Putin will not stop with Ukraine. Everybody should understand that,” former Ukrainian President Petro Poroshenko warned Monday.

In fact, Russia may already be eyeballing its next target. Rustam Minnekayev, Deputy Commander of Russia’s central military district, said Friday that the Kremlin’s plan is to take full control of the Donbas and the Southern part of Ukraine—and that securing the South “is another way to Transdniestria, where there is also evidence that the Russian-speaking population is being oppressed.”

Transdniestria is a separatist enclave in Moldova, a nation of little more than 13 thousand square miles, landlocked between Ukraine and Romania. Moldova is not in NATO, nor is it a member of the EU. It applied for EU membership the week Russia invaded Ukraine, but so far it only has EU Civil Protection, which offers it limited assistance.
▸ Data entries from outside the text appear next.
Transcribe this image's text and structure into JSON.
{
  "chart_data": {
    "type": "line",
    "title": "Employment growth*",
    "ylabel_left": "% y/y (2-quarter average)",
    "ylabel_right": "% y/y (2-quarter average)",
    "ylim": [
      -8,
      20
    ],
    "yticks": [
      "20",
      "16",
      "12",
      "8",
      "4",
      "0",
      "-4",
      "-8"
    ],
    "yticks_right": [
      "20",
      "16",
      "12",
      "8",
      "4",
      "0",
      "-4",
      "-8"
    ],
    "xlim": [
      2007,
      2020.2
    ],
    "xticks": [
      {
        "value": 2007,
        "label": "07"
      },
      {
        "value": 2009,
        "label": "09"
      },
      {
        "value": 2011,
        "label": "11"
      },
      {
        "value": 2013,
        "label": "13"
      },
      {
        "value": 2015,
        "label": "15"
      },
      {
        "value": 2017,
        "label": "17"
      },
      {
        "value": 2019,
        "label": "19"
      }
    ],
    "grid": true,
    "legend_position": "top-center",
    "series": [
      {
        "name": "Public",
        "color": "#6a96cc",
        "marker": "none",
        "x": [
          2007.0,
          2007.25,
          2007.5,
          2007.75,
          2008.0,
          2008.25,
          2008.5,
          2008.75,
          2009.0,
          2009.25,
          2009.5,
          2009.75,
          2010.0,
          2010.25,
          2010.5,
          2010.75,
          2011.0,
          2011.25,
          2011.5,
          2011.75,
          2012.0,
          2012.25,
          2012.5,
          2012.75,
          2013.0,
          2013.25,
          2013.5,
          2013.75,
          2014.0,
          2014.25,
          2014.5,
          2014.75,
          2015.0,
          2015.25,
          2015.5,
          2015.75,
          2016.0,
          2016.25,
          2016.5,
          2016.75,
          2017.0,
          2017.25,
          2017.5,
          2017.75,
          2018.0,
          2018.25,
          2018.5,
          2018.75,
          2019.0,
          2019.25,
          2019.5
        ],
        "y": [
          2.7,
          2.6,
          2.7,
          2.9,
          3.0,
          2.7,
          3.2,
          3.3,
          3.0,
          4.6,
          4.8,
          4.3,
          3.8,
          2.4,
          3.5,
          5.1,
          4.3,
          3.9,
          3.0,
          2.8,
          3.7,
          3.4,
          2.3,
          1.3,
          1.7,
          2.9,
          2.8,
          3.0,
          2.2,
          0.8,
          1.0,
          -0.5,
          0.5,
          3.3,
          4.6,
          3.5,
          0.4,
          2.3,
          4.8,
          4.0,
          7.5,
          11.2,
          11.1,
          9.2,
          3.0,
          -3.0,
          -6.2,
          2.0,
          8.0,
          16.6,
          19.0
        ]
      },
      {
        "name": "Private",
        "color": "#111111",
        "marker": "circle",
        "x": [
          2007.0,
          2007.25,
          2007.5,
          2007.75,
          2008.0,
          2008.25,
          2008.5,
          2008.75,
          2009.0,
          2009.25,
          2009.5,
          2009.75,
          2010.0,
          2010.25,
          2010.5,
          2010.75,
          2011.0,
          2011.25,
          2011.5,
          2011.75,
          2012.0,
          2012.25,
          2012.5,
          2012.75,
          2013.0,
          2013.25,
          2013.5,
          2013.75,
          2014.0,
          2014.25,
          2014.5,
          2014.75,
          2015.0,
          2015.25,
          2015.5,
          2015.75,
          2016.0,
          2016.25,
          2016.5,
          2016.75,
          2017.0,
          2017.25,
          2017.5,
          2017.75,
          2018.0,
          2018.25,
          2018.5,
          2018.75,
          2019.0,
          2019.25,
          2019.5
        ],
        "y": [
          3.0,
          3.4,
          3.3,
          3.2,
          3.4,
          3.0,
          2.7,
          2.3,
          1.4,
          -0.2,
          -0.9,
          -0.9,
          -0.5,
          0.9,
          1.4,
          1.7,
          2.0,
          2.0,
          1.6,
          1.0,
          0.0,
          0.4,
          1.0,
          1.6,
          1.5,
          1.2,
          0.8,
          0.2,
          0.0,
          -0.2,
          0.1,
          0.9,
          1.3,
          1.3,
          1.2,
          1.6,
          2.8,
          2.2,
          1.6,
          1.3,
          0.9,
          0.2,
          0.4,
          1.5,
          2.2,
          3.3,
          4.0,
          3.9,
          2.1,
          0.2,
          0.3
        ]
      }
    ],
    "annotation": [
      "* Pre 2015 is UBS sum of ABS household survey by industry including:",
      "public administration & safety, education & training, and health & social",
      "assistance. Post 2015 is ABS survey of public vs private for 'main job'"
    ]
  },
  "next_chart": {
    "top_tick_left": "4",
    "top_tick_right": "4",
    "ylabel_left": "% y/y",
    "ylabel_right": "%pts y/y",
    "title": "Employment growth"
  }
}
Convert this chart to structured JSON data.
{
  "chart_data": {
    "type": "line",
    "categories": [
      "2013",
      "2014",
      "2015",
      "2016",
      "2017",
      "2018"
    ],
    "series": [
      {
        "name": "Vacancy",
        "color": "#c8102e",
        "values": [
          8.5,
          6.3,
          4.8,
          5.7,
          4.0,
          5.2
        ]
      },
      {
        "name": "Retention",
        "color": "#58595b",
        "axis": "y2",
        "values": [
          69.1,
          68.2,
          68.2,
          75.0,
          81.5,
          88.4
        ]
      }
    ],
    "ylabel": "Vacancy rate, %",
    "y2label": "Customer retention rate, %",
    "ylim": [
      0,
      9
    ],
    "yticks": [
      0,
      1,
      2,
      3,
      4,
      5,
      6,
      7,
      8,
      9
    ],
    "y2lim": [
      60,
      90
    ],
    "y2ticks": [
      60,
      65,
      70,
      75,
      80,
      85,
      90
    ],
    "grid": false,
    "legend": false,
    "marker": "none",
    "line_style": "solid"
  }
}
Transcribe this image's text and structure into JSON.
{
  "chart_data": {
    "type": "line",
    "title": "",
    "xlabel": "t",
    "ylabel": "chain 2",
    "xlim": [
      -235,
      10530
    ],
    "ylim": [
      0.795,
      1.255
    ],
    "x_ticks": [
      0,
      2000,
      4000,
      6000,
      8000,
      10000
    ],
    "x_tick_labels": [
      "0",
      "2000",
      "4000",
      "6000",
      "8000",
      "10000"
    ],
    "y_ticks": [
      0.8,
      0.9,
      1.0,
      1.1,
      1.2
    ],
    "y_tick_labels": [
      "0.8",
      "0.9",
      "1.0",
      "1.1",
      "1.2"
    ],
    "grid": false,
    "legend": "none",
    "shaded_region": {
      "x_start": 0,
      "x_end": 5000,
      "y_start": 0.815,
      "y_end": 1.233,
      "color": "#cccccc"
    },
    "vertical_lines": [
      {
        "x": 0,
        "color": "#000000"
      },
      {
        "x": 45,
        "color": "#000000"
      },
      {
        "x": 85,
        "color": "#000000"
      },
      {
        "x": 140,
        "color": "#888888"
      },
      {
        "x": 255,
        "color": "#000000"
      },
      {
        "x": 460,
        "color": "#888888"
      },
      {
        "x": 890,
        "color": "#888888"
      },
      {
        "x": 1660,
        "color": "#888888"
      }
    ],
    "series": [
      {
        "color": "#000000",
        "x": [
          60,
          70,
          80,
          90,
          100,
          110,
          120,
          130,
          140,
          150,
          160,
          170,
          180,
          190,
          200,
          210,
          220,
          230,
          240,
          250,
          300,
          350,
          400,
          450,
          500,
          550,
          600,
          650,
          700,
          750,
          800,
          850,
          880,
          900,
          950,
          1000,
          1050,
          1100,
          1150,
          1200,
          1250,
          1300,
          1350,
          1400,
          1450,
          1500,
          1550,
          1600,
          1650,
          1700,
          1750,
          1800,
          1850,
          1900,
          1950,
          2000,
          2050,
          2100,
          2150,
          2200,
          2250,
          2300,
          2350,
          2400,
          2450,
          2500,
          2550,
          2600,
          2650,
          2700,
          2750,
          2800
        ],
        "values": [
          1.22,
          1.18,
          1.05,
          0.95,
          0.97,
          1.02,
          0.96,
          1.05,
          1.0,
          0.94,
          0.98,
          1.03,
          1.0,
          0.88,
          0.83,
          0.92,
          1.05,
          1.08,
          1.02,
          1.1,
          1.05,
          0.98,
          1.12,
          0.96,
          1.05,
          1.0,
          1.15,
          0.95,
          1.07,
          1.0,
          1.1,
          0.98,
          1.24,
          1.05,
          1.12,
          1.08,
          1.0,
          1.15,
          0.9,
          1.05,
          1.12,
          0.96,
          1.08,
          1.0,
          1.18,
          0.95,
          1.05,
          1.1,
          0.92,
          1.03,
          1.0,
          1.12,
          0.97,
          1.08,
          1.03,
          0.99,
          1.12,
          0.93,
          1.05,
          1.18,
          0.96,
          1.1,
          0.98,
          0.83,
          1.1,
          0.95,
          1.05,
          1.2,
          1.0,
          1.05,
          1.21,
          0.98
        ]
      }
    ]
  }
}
Right now, though, Grant believes Moldova is a “big reach” for Russia. “I think linking up to their buddies in the Transdniestria region is still a very difficult military task,” she says. “Remember, they didn’t do very well trying to link up in Kyiv, so they still have a lot of Ukraine there to push back against. So they may want that, but I think that’s pretty ambitious for them from where they are today.”

Secretary Austin: Ukraine Can Win

Walsh says that Austin “said the quiet part out loud” when the Defense Secretary admitted the goal was to see “Russia weakened to the point where it can’t do things like invade Ukraine.”

Austin added that the Ukrainians “believe that we can win, we believe that they can win if they have the right equipment, the right support, and we’re going to do everything we can—continue to do everything we can.”

“For sure it’s a realistic objective,” says Walsh. “Take out every piece of equipment, every soldier—I feel bad about that, but under the laws of war that’s what you’re permitted to do—because whatever Putin doesn’t have after this is less he’ll have moving forward.”

“The moment that we win this war,” Ukrainian Foreign Minister Dmytro Kuleba said Tuesday, “I will say the United States did everything they could, and everything was enough to achieve this victory. And this victory will be for us, but also for you and all other democracies across the globe.”